Andrew rolled his eyes. He had a way of doing it that made him look both dismissive and repentant. “Sorry. It just doesn’t make sense.”
Xander shook his head. “It’s an alternate reality,” he pointed out. “Maybe that’s something … alternate.”
“Nope, doesn’t fit. One of the guys on my forum has a chart of changes to the timeline, and there’s nothing that comes close to influencing Uhura’s language competence.”
Xander took a moment to truly appreciate the true scope of Andrew’s geekiness. He didn’t even try to hide it, just wore it proudly for the world to see. Xander had spent enough years hiding his Ewok bed sheets to be impressed by that level of unconcern.
“Even if it doesn’t fit,” Xander said. “Even if it contradicts Undiscovered Country, isn’t it a good thing that they gave her real skills. Beyond telephone operator in space.”
“No.” Andrew lifted his chin. “She wasn’t the captain or the genius engineer or the awesome Vulcan. She was just … there, doing her job. Monitoring transmissions. And she was important, even though people didn‘t always know it.”
Andrew was staring up at Xander like he was trying to communicate something more than words, even though Xander had told him that the mind link only worked if Willow was witching it. His eyes were wide and intent, and his mouth had the lines at the corners that he only got when he was really serious. It was kind of the way he looked when he talked about Starbuck’s fate at the end of BSG.
“Andrew,” Xander said slowly, “We know you’re important.” He was; they’d never keep the girls fed without him. But Xander meant personally, too. Andrew - doofy, formerly evil Andrew, with his terminal case of Little Brother Syndrome - was someone Xander counted on.
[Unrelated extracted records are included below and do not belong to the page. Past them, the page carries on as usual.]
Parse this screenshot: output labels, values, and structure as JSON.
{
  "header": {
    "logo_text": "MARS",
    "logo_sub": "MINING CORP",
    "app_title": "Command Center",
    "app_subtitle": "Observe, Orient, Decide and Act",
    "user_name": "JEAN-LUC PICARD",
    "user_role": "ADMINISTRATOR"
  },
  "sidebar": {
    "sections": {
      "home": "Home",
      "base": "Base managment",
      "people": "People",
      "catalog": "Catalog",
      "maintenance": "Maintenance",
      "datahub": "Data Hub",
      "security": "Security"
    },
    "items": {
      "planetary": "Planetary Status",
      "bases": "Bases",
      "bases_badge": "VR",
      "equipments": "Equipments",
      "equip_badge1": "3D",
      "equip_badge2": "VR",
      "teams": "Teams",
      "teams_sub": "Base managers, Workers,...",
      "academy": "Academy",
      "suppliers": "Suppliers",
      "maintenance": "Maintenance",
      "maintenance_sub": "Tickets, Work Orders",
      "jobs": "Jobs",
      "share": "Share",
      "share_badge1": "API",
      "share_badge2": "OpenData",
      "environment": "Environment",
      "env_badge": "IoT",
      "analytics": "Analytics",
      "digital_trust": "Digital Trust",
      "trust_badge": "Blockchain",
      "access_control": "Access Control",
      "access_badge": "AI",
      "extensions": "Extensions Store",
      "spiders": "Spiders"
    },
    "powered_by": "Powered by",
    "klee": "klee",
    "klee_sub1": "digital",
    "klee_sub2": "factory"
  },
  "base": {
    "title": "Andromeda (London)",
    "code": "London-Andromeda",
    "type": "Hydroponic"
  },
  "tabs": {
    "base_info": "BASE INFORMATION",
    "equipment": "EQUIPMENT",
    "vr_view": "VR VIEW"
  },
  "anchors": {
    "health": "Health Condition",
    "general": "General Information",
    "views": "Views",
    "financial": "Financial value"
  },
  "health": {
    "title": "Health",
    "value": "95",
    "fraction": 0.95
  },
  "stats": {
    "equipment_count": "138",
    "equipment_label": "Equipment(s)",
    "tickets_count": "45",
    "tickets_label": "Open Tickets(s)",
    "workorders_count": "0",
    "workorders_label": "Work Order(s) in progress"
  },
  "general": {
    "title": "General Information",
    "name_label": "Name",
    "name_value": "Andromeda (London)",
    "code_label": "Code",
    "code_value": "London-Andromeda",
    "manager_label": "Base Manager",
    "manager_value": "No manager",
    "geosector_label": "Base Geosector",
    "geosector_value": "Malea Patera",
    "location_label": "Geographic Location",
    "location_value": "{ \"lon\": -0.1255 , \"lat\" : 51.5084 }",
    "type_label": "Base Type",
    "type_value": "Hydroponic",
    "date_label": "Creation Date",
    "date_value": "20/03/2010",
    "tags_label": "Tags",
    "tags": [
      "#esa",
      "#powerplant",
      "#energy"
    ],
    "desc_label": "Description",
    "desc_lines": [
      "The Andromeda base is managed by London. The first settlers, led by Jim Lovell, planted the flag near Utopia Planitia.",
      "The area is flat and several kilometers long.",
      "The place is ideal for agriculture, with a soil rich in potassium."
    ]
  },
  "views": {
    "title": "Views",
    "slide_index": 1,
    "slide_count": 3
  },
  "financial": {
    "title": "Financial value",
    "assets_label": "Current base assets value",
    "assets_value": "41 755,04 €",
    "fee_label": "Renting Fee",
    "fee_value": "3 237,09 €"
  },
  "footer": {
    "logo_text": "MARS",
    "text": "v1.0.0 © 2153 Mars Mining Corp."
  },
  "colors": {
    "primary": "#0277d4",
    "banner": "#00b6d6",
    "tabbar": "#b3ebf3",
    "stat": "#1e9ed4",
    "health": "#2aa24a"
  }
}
Someone who helped him and supported him and made him smile (and not just out of mockery).
Andrew scrunched his face. “I’m not Uhura, Xander.” He was still watching Xander’s face with that sharp focus, though, so he had to be making some kind of point. Xander opened his mouth and Oh! He got the point so suddenly that he could almost feel it pierce his heart.
Xander reached out a hand and cupped it against Andrew‘s jaw, and it was a sign of how far they’d come that Andrew didn’t flinch. Andrew’s breath hitched, and Xander rubbed his thumb gently across the soft skin under his ear as he leaned in to kiss him.
He’d worry later about convincing Andrew that this didn’t make him Spock.